At least once she made issue of me not supporting her by giving her money. Being virtually broke at the time myself not being an acceptable answer. I often loaned her money and struggled to payday as a result - while she brought home bottles of wine each night.

Care to guess why she couldn't pay the rent?

I was totally willing to lend her a hand on the rent when she was strapped - in my mind it's part of a relationship, helping each other with no expectation of return. I have never specifically asked for the money back - except for when she specifically promised to pay me back, which happened a few times... as I said before, I don't recall her ever paying all of any one month's rent (or other loans) back.

In October of 2003 I lost my job - I was fired for not agreeing to sign a new contract which would cut my pay by about 25%. My settlement covered my November rent. My Unemployment Insurance failed to come in until Christmas Eve. For December rent, it was Mia's turn to cover me. When we started living together, when I paid the first two months rent, we had a discussion about how that was simply part of the reality of a pair of actors in a relationship - there would be times when each of us would have to cover for the other when they were financially down.

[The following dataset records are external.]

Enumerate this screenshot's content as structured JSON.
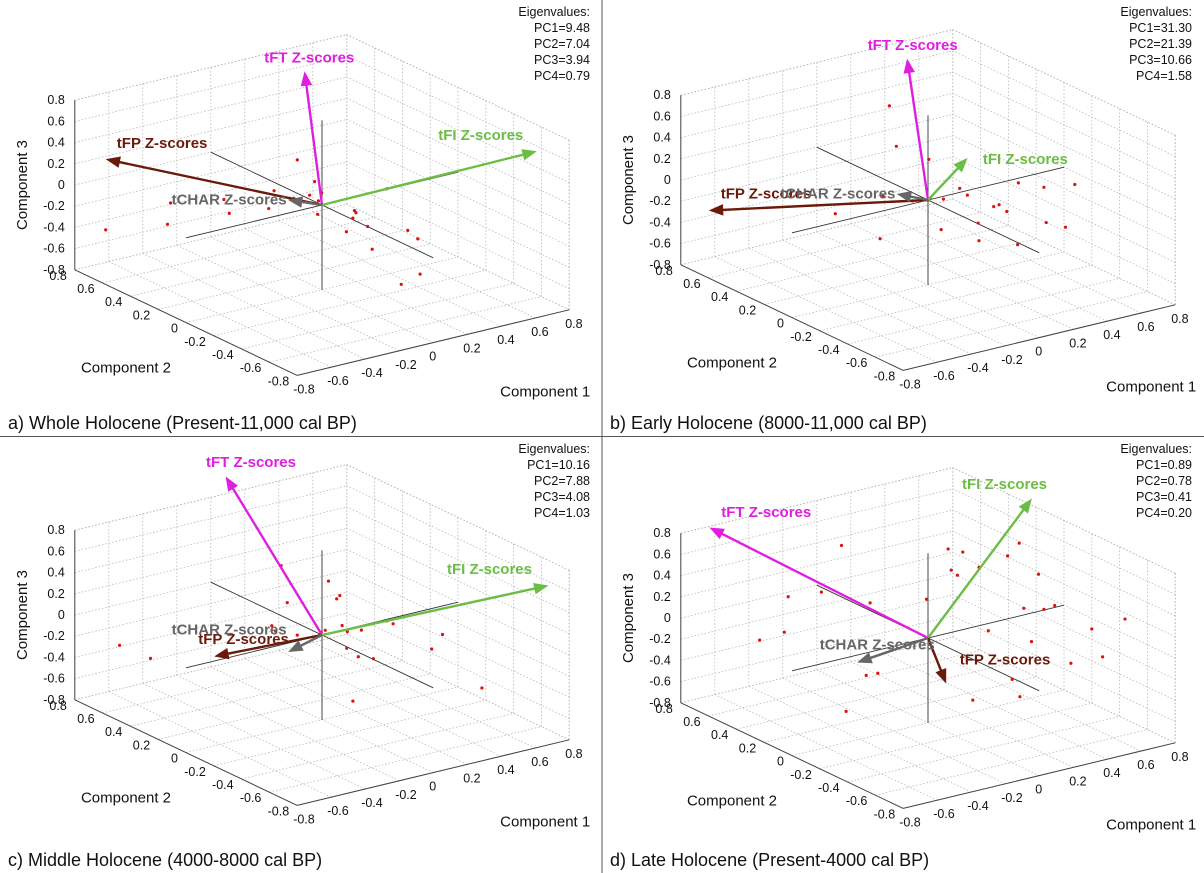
{
  "chart_data": [
    {
      "type": "biplot",
      "caption": "a) Whole Holocene (Present-11,000 cal BP)",
      "xlabel": "Component 1",
      "ylabel": "Component 2",
      "zlabel": "Component 3",
      "xlim": [
        -0.8,
        0.8
      ],
      "ylim": [
        -0.8,
        0.8
      ],
      "zlim": [
        -0.8,
        0.8
      ],
      "xticks": [
        -0.8,
        -0.6,
        -0.4,
        -0.2,
        0,
        0.2,
        0.4,
        0.6,
        0.8
      ],
      "yticks": [
        -0.8,
        -0.6,
        -0.4,
        -0.2,
        0,
        0.2,
        0.4,
        0.6,
        0.8
      ],
      "zticks": [
        -0.8,
        -0.6,
        -0.4,
        -0.2,
        0,
        0.2,
        0.4,
        0.6,
        0.8
      ],
      "grid": true,
      "eigenvalues_title": "Eigenvalues:",
      "eigenvalues": [
        {
          "value": 9.48,
          "label": "PC1=9.48"
        },
        {
          "value": 7.04,
          "label": "PC2=7.04"
        },
        {
          "value": 3.94,
          "label": "PC3=3.94"
        },
        {
          "value": 0.79,
          "label": "PC4=0.79"
        }
      ],
      "points": {
        "color": "#dd1111",
        "x": [
          0.02,
          -0.05,
          0.08,
          0.1,
          -0.1,
          0.15,
          0.05,
          -0.02,
          0.2,
          -0.15,
          0.3,
          -0.3,
          0.12,
          -0.5,
          -0.7,
          0.4,
          0.25,
          -0.2,
          0.05,
          0.35,
          -0.4,
          0.18,
          0.1,
          -0.25,
          0.3
        ],
        "y": [
          0.05,
          -0.03,
          0.1,
          -0.1,
          0.08,
          -0.05,
          0.15,
          -0.2,
          0.0,
          0.2,
          -0.25,
          0.3,
          0.2,
          0.5,
          0.7,
          -0.2,
          -0.4,
          0.1,
          -0.3,
          0.1,
          0.6,
          -0.35,
          0.3,
          0.4,
          -0.1
        ],
        "z": [
          0.0,
          -0.05,
          0.02,
          -0.1,
          0.05,
          -0.08,
          -0.02,
          -0.12,
          -0.15,
          -0.1,
          -0.2,
          -0.15,
          0.05,
          -0.3,
          -0.4,
          -0.35,
          -0.5,
          0.15,
          -0.25,
          -0.4,
          -0.2,
          -0.6,
          0.2,
          -0.1,
          0.1
        ]
      },
      "vectors": [
        {
          "name": "tFT Z-scores",
          "color": "#e01ee0",
          "x": -0.1,
          "y": 0,
          "z": 1.27
        },
        {
          "name": "tFI Z-scores",
          "color": "#6cbd45",
          "x": 1.0,
          "y": -0.3,
          "z": 0.3
        },
        {
          "name": "tFP Z-scores",
          "color": "#6b1a0a",
          "x": -0.6,
          "y": 0.8,
          "z": 0.16
        },
        {
          "name": "tCHAR Z-scores",
          "color": "#666666",
          "x": -0.1,
          "y": 0.1,
          "z": 0.02
        }
      ]
    },
    {
      "type": "biplot",
      "caption": "b) Early Holocene (8000-11,000 cal BP)",
      "xlabel": "Component 1",
      "ylabel": "Component 2",
      "zlabel": "Component 3",
      "xlim": [
        -0.8,
        0.8
      ],
      "ylim": [
        -0.8,
        0.8
      ],
      "zlim": [
        -0.8,
        0.8
      ],
      "xticks": [
        -0.8,
        -0.6,
        -0.4,
        -0.2,
        0,
        0.2,
        0.4,
        0.6,
        0.8
      ],
      "yticks": [
        -0.8,
        -0.6,
        -0.4,
        -0.2,
        0,
        0.2,
        0.4,
        0.6,
        0.8
      ],
      "zticks": [
        -0.8,
        -0.6,
        -0.4,
        -0.2,
        0,
        0.2,
        0.4,
        0.6,
        0.8
      ],
      "grid": true,
      "eigenvalues_title": "Eigenvalues:",
      "eigenvalues": [
        {
          "value": 31.3,
          "label": "PC1=31.30"
        },
        {
          "value": 21.39,
          "label": "PC2=21.39"
        },
        {
          "value": 10.66,
          "label": "PC3=10.66"
        },
        {
          "value": 1.58,
          "label": "PC4=1.58"
        }
      ],
      "points": {
        "color": "#dd1111",
        "x": [
          0.0,
          0.05,
          -0.05,
          0.3,
          0.45,
          0.6,
          0.5,
          0.35,
          0.2,
          0.25,
          -0.1,
          -0.3,
          -0.2,
          0.15,
          0.4,
          0.55,
          0.1,
          -0.4,
          0.3,
          0.7,
          0.05,
          0.2,
          -0.15,
          0.45,
          0.1
        ],
        "y": [
          0.0,
          -0.05,
          0.05,
          -0.2,
          -0.3,
          -0.1,
          0.1,
          0.2,
          -0.4,
          0.3,
          0.2,
          0.3,
          0.1,
          -0.1,
          -0.5,
          0.2,
          0.4,
          0.5,
          0.0,
          -0.2,
          -0.3,
          0.15,
          -0.2,
          -0.1,
          0.35
        ],
        "z": [
          0.0,
          0.02,
          -0.02,
          -0.1,
          -0.2,
          -0.05,
          -0.3,
          -0.15,
          -0.25,
          0.1,
          -0.05,
          -0.2,
          -0.35,
          0.05,
          -0.1,
          -0.4,
          0.6,
          -0.1,
          -0.5,
          0.0,
          -0.05,
          -0.45,
          0.2,
          0.05,
          0.25
        ]
      },
      "vectors": [
        {
          "name": "tFT Z-scores",
          "color": "#e01ee0",
          "x": -0.12,
          "y": 0,
          "z": 1.35
        },
        {
          "name": "tFI Z-scores",
          "color": "#6cbd45",
          "x": 0.22,
          "y": 0,
          "z": 0.29
        },
        {
          "name": "tFP Z-scores",
          "color": "#6b1a0a",
          "x": -0.78,
          "y": 0.6,
          "z": -0.17
        },
        {
          "name": "tCHAR Z-scores",
          "color": "#666666",
          "x": -0.1,
          "y": 0.08,
          "z": 0.04
        }
      ]
    },
    {
      "type": "biplot",
      "caption": "c) Middle Holocene (4000-8000 cal BP)",
      "xlabel": "Component 1",
      "ylabel": "Component 2",
      "zlabel": "Component 3",
      "xlim": [
        -0.8,
        0.8
      ],
      "ylim": [
        -0.8,
        0.8
      ],
      "zlim": [
        -0.8,
        0.8
      ],
      "xticks": [
        -0.8,
        -0.6,
        -0.4,
        -0.2,
        0,
        0.2,
        0.4,
        0.6,
        0.8
      ],
      "yticks": [
        -0.8,
        -0.6,
        -0.4,
        -0.2,
        0,
        0.2,
        0.4,
        0.6,
        0.8
      ],
      "zticks": [
        -0.8,
        -0.6,
        -0.4,
        -0.2,
        0,
        0.2,
        0.4,
        0.6,
        0.8
      ],
      "grid": true,
      "eigenvalues_title": "Eigenvalues:",
      "eigenvalues": [
        {
          "value": 10.16,
          "label": "PC1=10.16"
        },
        {
          "value": 7.88,
          "label": "PC2=7.88"
        },
        {
          "value": 4.08,
          "label": "PC3=4.08"
        },
        {
          "value": 1.03,
          "label": "PC4=1.03"
        }
      ],
      "points": {
        "color": "#dd1111",
        "x": [
          0.02,
          -0.03,
          0.06,
          0.1,
          -0.08,
          0.15,
          0.2,
          -0.15,
          0.3,
          0.05,
          0.25,
          -0.05,
          0.4,
          0.12,
          -0.6,
          -0.7,
          0.1,
          0.5,
          0.3,
          -0.2,
          0.0,
          0.35,
          0.18,
          -0.1,
          0.45
        ],
        "y": [
          0.03,
          -0.02,
          0.05,
          -0.06,
          0.08,
          -0.1,
          0.1,
          0.15,
          -0.1,
          -0.2,
          0.2,
          0.3,
          -0.3,
          0.1,
          0.5,
          0.6,
          -0.1,
          0.1,
          -0.5,
          0.05,
          0.25,
          0.3,
          -0.15,
          -0.3,
          -0.6
        ],
        "z": [
          0.0,
          0.02,
          -0.01,
          0.03,
          -0.02,
          0.05,
          -0.05,
          0.0,
          0.08,
          -0.1,
          0.12,
          -0.08,
          -0.1,
          0.4,
          -0.3,
          -0.2,
          -0.6,
          -0.15,
          0.2,
          0.7,
          0.15,
          0.05,
          -0.2,
          0.1,
          -0.3
        ]
      },
      "vectors": [
        {
          "name": "tFT Z-scores",
          "color": "#e01ee0",
          "x": -0.23,
          "y": 0.4,
          "z": 1.31
        },
        {
          "name": "tFI Z-scores",
          "color": "#6cbd45",
          "x": 1.15,
          "y": -0.2,
          "z": 0.14
        },
        {
          "name": "tFP Z-scores",
          "color": "#6b1a0a",
          "x": -0.37,
          "y": 0.3,
          "z": -0.24
        },
        {
          "name": "tCHAR Z-scores",
          "color": "#666666",
          "x": -0.1,
          "y": 0.1,
          "z": -0.17
        }
      ]
    },
    {
      "type": "biplot",
      "caption": "d) Late Holocene (Present-4000 cal BP)",
      "xlabel": "Component 1",
      "ylabel": "Component 2",
      "zlabel": "Component 3",
      "xlim": [
        -0.8,
        0.8
      ],
      "ylim": [
        -0.8,
        0.8
      ],
      "zlim": [
        -0.8,
        0.8
      ],
      "xticks": [
        -0.8,
        -0.6,
        -0.4,
        -0.2,
        0,
        0.2,
        0.4,
        0.6,
        0.8
      ],
      "yticks": [
        -0.8,
        -0.6,
        -0.4,
        -0.2,
        0,
        0.2,
        0.4,
        0.6,
        0.8
      ],
      "zticks": [
        -0.8,
        -0.6,
        -0.4,
        -0.2,
        0,
        0.2,
        0.4,
        0.6,
        0.8
      ],
      "grid": true,
      "eigenvalues_title": "Eigenvalues:",
      "eigenvalues": [
        {
          "value": 0.89,
          "label": "PC1=0.89"
        },
        {
          "value": 0.78,
          "label": "PC2=0.78"
        },
        {
          "value": 0.41,
          "label": "PC3=0.41"
        },
        {
          "value": 0.2,
          "label": "PC4=0.20"
        }
      ],
      "points": {
        "color": "#dd1111",
        "x": [
          0.5,
          0.6,
          0.3,
          0.7,
          0.4,
          0.2,
          -0.3,
          -0.5,
          -0.6,
          0.1,
          0.55,
          0.8,
          0.35,
          -0.2,
          0.45,
          0.65,
          -0.1,
          0.25,
          0.75,
          0.15,
          -0.4,
          0.5,
          0.3,
          0.6,
          -0.25,
          0.05,
          0.4,
          0.7,
          -0.05,
          0.2
        ],
        "y": [
          -0.3,
          -0.1,
          0.2,
          -0.4,
          0.5,
          -0.5,
          0.4,
          0.6,
          0.3,
          -0.2,
          0.1,
          -0.2,
          -0.6,
          0.2,
          0.3,
          0.0,
          0.5,
          -0.3,
          -0.5,
          0.6,
          0.1,
          0.4,
          0.0,
          0.3,
          0.7,
          -0.6,
          -0.2,
          0.2,
          0.3,
          0.1
        ],
        "z": [
          0.3,
          0.1,
          0.4,
          -0.2,
          -0.1,
          0.2,
          0.3,
          -0.2,
          0.1,
          -0.5,
          0.5,
          -0.1,
          0.0,
          -0.4,
          0.45,
          0.35,
          0.6,
          -0.3,
          0.2,
          -0.1,
          -0.6,
          0.15,
          0.55,
          -0.35,
          0.05,
          -0.2,
          0.25,
          0.5,
          -0.5,
          0.7
        ]
      },
      "vectors": [
        {
          "name": "tFT Z-scores",
          "color": "#e01ee0",
          "x": -0.86,
          "y": 0.5,
          "z": 1.05
        },
        {
          "name": "tFI Z-scores",
          "color": "#6cbd45",
          "x": 0.6,
          "y": 0,
          "z": 1.06
        },
        {
          "name": "tFP Z-scores",
          "color": "#6b1a0a",
          "x": 0.1,
          "y": 0,
          "z": -0.44
        },
        {
          "name": "tCHAR Z-scores",
          "color": "#666666",
          "x": -0.3,
          "y": 0.12,
          "z": -0.18
        }
      ]
    }
  ]
}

She actually initiated the conversation. I think she was feeling guilty.

Mia borrowed rent money from her father.

In July this past year she phoned me - the ONLY time after we split that she ever phoned me without me initiating.

"Jody (her roommate) is in financial trouble. Can you pay me back that money you owe my Dad?"

If her father ever phones me for the money I'll consider paying him back. But not until he's heard why he should be asking his daughter for the money, not me.

He's never called. Neither has she.

How much you want to bet that Jody was, at worst, no more financially strapped than Mia?

I've never called her since. Too mad. Too insulted. Too much time wasted on her already.


Now it has been a year.

When someone dies, it is said that the hardest time is the year after - the first time you have to go through all the various benchmarks - birthdays holidays - without.
I suspect the same holds true to relationships.

A few days ago I told Eden that I felt like she wasn't having to compete with a memory as much as she was when we began.